Tax credits can also impact refund eligibility. The Foreign Tax Credit (Form 1116) may apply if you paid taxes to another country, while the Additional Child Tax Credit (ACTC) can provide a refund if you meet income and residency requirements. The Earned Income Tax Credit (EITC) may still be available if you qualify, though some credits may be limited if you no longer have a U.S. tax liability.
State tax obligations can be more complex than federal requirements, as each state has its own residency rules. States like Florida, Texas, and Nevada do not impose an income tax, so former residents have no further obligations once they leave. However, states like California and New York have strict residency criteria and may continue to tax individuals based on domicile. If you maintain ties such as property ownership, voter registration, or a driver’s license, you may still be considered a tax resident.

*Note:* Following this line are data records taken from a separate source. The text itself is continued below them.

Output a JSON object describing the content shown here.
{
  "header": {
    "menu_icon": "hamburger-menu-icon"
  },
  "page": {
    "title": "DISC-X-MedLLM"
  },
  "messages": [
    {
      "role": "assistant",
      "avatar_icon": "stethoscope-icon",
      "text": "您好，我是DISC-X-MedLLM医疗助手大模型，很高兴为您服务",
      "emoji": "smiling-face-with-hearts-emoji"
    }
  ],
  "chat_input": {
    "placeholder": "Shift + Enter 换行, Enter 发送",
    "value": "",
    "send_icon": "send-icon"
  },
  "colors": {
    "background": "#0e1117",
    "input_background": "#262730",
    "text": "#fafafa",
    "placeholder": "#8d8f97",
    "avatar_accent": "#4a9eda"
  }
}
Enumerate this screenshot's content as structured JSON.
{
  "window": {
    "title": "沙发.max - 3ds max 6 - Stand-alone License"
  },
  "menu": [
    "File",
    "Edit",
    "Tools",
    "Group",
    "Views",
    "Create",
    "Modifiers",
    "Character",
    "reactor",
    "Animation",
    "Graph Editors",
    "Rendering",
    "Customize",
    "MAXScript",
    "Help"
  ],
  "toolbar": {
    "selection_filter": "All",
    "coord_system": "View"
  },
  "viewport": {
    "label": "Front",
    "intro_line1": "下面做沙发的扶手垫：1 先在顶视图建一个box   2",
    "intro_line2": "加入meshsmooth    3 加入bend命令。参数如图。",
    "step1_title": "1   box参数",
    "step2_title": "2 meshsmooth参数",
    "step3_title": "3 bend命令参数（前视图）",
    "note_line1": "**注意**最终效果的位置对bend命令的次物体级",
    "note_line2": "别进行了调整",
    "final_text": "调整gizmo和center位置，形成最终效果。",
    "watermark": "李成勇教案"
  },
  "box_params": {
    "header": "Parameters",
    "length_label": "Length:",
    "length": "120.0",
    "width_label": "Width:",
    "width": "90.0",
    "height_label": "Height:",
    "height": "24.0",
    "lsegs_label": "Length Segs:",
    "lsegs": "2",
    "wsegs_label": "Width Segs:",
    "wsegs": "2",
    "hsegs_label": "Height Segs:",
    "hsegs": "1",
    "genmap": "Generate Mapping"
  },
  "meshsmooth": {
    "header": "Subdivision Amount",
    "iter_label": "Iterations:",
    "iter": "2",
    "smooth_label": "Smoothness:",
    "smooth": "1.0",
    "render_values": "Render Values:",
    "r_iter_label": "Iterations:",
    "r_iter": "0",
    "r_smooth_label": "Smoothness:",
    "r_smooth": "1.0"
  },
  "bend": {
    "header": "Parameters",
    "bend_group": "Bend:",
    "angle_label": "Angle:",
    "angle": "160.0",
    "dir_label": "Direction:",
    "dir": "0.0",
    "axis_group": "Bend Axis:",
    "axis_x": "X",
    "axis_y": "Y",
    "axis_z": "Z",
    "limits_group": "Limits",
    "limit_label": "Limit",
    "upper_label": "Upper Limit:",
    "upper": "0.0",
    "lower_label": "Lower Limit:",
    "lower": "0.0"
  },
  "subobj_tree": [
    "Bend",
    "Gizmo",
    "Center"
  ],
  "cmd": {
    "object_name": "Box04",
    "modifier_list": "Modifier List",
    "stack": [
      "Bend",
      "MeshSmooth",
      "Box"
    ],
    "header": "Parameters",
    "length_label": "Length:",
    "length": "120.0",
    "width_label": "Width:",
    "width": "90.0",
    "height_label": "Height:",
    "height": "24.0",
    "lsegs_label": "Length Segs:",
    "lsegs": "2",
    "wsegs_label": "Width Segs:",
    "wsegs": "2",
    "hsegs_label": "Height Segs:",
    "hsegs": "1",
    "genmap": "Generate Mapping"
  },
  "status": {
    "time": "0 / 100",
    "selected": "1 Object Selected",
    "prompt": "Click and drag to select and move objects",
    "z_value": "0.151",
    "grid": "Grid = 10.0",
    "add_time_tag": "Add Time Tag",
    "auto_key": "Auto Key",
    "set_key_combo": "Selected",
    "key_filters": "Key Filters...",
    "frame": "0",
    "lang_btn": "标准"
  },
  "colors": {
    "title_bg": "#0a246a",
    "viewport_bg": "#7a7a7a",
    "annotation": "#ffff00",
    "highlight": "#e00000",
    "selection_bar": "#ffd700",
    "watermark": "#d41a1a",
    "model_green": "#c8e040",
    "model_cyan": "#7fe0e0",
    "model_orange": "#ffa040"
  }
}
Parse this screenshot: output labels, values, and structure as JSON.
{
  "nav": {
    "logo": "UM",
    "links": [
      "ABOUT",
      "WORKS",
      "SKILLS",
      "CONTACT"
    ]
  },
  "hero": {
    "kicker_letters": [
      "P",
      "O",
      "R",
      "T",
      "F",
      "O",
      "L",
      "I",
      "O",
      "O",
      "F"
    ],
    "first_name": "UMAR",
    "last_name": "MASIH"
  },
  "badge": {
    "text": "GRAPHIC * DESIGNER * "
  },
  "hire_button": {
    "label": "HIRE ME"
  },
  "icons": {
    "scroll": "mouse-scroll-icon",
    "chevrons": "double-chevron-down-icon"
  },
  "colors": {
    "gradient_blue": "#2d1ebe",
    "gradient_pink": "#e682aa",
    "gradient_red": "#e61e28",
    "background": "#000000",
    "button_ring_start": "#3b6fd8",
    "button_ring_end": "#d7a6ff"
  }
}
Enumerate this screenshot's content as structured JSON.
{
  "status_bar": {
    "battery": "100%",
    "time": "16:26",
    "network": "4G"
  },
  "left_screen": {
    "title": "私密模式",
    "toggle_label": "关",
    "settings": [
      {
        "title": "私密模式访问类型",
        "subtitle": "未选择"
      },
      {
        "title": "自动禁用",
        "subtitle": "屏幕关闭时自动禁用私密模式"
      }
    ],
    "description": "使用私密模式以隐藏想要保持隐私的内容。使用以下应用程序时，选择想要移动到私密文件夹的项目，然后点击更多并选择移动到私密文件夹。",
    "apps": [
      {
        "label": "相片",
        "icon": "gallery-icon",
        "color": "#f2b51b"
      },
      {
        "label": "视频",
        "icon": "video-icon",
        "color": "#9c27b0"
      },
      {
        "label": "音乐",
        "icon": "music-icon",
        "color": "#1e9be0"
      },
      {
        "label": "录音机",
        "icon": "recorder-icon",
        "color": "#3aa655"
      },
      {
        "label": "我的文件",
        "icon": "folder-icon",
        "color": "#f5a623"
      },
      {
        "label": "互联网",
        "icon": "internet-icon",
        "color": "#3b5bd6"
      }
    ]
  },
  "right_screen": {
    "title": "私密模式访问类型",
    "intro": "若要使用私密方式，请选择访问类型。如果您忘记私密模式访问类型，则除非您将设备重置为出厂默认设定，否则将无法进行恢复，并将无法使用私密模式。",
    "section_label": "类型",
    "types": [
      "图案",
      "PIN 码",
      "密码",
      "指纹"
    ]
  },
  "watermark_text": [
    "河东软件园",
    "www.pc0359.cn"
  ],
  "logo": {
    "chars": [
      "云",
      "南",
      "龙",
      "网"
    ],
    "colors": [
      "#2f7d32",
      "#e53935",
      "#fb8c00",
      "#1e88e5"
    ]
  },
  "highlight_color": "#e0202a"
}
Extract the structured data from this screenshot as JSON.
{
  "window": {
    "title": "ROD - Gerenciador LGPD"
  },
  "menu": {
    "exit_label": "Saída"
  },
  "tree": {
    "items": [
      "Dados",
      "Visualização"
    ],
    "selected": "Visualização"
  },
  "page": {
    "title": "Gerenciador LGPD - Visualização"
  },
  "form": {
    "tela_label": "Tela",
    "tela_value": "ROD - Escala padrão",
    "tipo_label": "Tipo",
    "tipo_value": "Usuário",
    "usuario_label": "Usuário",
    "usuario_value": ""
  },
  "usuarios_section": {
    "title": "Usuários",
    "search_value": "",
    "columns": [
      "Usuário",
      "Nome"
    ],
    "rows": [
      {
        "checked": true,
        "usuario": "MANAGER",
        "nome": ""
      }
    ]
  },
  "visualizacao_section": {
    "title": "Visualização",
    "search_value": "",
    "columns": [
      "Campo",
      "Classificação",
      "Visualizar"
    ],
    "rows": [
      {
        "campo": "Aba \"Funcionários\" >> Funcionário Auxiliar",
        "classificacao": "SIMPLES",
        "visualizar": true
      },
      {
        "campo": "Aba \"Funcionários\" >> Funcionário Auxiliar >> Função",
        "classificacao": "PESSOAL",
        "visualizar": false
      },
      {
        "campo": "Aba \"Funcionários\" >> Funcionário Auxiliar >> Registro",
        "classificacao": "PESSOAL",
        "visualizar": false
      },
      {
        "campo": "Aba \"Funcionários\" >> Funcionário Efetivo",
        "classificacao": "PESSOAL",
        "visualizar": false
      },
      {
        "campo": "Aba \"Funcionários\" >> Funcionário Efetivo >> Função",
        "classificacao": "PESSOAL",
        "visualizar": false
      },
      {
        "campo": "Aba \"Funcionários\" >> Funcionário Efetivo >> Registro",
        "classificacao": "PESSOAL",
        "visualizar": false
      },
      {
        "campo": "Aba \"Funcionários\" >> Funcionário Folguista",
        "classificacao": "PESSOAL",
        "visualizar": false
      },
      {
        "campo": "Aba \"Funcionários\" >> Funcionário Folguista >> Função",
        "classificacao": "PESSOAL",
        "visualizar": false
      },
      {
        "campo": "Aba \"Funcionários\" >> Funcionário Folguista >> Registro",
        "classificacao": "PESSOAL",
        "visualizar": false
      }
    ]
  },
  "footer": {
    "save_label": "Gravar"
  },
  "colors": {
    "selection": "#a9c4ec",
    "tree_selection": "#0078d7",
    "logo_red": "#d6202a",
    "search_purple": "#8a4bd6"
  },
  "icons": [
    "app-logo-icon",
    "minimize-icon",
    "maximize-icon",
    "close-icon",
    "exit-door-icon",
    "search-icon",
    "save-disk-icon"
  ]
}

To avoid ongoing tax liabilities, formally severing residency is important. This may include updating legal documents, closing local bank accounts, and demonstrating intent to reside elsewhere. Some states require a final part-year resident return if you earned income there before moving. If you continue to receive U.S.-sourced income, such as rental or business income from the state, you may need to file as a nonresident and report only the income sourced to that jurisdiction.
Once a tax refund is approved, receiving the funds while overseas requires planning. The IRS primarily issues refunds via direct deposit to U.S. bank accounts or by mailing a paper check. If you still have an active U.S. bank account, direct deposit is the fastest and most secure option.
If you no longer have a U.S. bank account, receiving a paper check can be challenging. Some foreign banks accept U.S. Treasury checks, but processing times vary, and fees may apply. Services like Wise (formerly TransferWise) or virtual U.S. bank accounts through providers like Charles Schwab or Revolut can help facilitate access to funds. If no banking options are available, appointing a trusted individual in the U.S. to deposit the check on your behalf may be necessary.
After filing, the IRS may request additional information, especially if your return includes foreign income, treaty claims, or unusual refund amounts. Responding promptly is important to avoid delays. Since IRS correspondence is sent to the address listed on your return, providing a reliable U.S. mailing address—such as a family member’s residence or a mail forwarding service—can help ensure you receive notices.
If a refund is delayed, checking the status through the IRS “Where’s My Refund?” tool can provide updates. International filers may need to call the IRS, though wait times can be long, and access to a U.S. phone number may be required. If issues persist, submitting Form 3911 to trace a missing refund or consulting a tax professional experienced in expatriate tax matters can help resolve complications.